Unfortunately, a water quality dispute involving state and federal regulators and the state’s Indian tribes is moving further away from resolution. The uncertainty over water quality standards has gotten so bad that Gov. Paul LePage is threatening to quit a system that allows the state to issue and monitor compliance with federal permits.
We understand the governor’s frustration with slow and contradictory decisions from the Environmental Protection Agency, but giving up the state’s authority to issue discharge permits is not the right solution.
If the state were to give up its authority, it would no longer have the ability to monitor compliance with the wastewater discharge permits issued to treatment plants, paper mills and others. It also would increase regulatory uncertainty for businesses and municipalities because they would deal with EPA officials instead of the Department of Environmental Protection staff they have worked with for years, Nick Bennett of the Natural Resources Council of Maine told MPBN earlier this month. Matt Manahan, an attorney who represents many permit holders along the Penobscot River, shared those concerns.
The DEP’s outgoing commissioner, Patricia Aho, encapsulated the LePage administration’s frustration in an Aug. 31 letter she sent to the EPA.
“It is now clear to us that the only water quality standards that would be acceptable to the EPA are those imposed by the EPA,” she said in the letter.
“The imposition of federal standards on the state is de facto federalization of the program,” she said.
This “de facto federalization” runs counter to nearly 15 years of EPA and court decisions.
The state DEP was given authority by the EPA under the Clean Water Act to issue federal wastewater discharge permits in 2001, except in Indian territory, where the EPA said it needed more time to study what to do. Maine’s Indian tribes had objected to the state’s application for this authority, arguing that state rules were too lax.
Two years later, the EPA decided that the federal government would retain jurisdiction over wastewater treatment plants while the state would control the issuance of permits for other discharge sites, such as paper mills. Both the tribes and state sued the EPA. The state wanted full permitting authority; the tribes wanted EPA to have it.
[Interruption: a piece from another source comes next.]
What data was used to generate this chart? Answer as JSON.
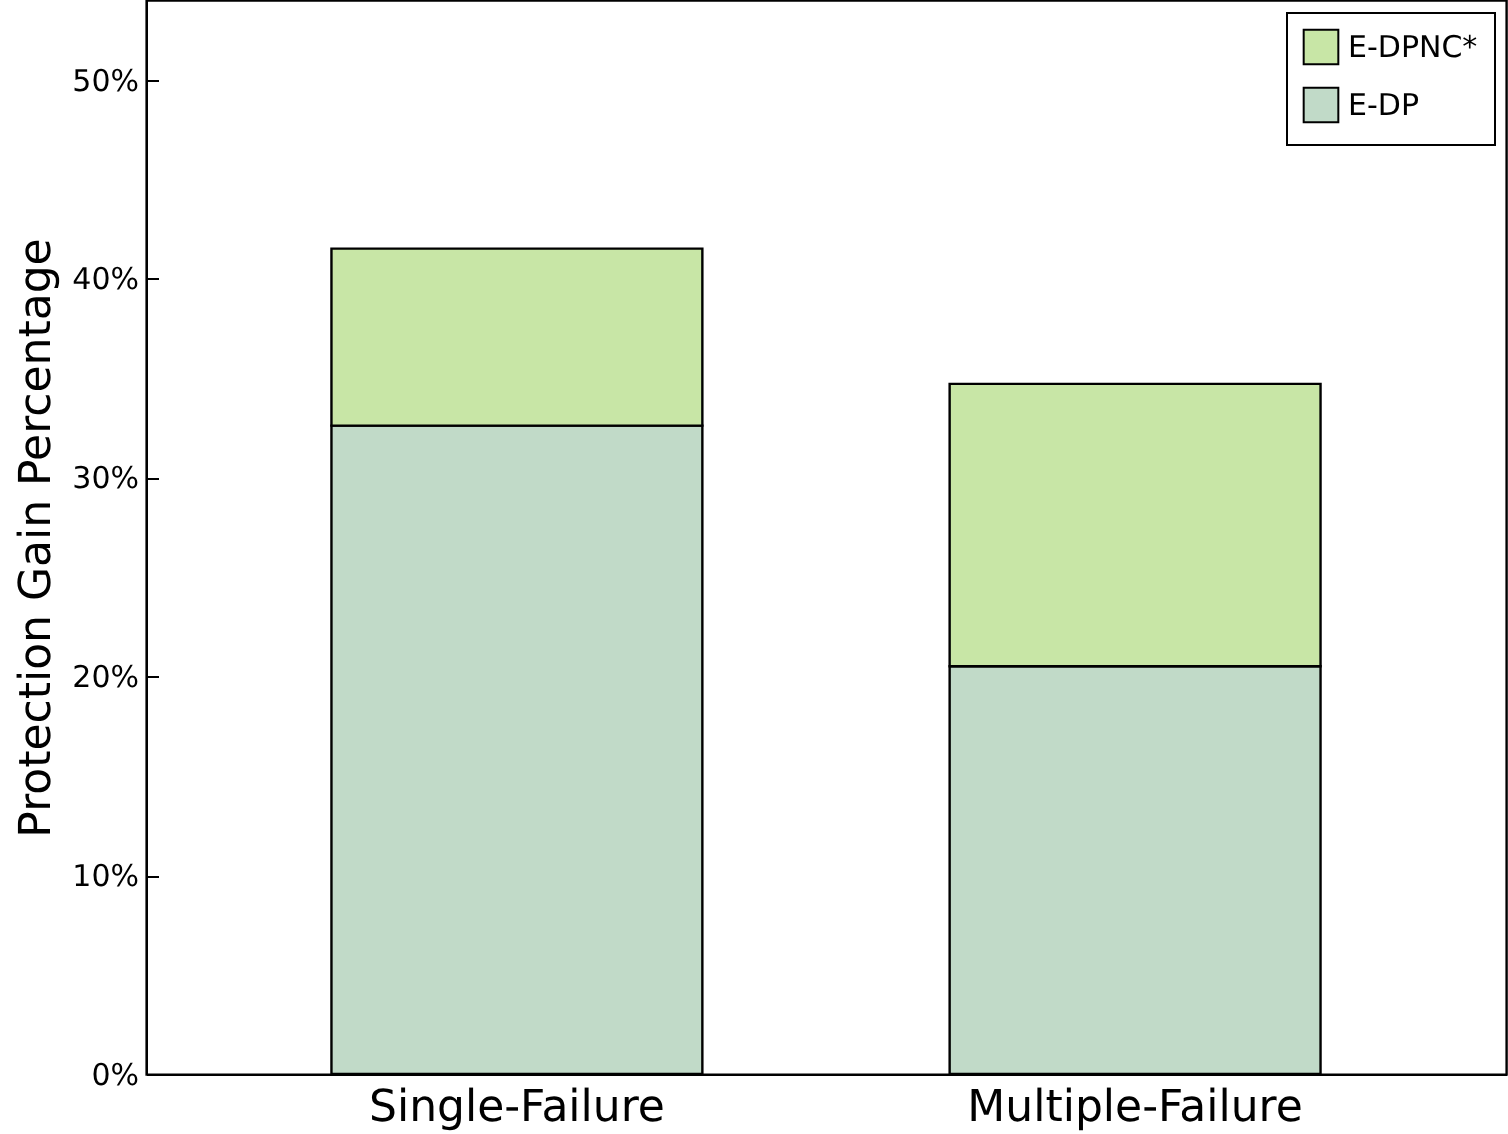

A federal appeals court in 2007 rejected the tribes’ appeal of EPA’s delegation of authority to the state, concluding that the 1980 Maine Indian Land Claims Settlement Act gives the state unusual authority that supersedes tribal claims of sovereignty that would apply elsewhere in the U.S.
In February, the EPA reaffirmed the state’s authority to establish water quality standards for “waters in Indian lands.” But the agency then told the state that some of its water quality standards are not protective enough of tribal members.
State regulators were told they must rewrite some of the state’s water quality standards, dating from 2004 to 2013, for “waters in Indian lands” to ensure they are clean enough to allow tribal members to continue sustenance fishing. The tribes welcomed the decision.
But this appeared to set up an unworkable two-tiered system for permitting. In March, Attorney General Janet Mills said the state would challenge the EPA action in court. Weeks later, representatives of the Penobscot Nation and Passamaquoddy Tribe walked out of the state Legislature.
This impasse between the EPA and state, and the tribes and the state doesn’t benefit anyone. Instead, state, federal and tribal officials must find a way to move forward with a permitting program that protects water quality for tribal members and all Mainers. If the LePage administration removes itself from the clean water permitting and monitoring process this will hinder the common resolution that’s needed.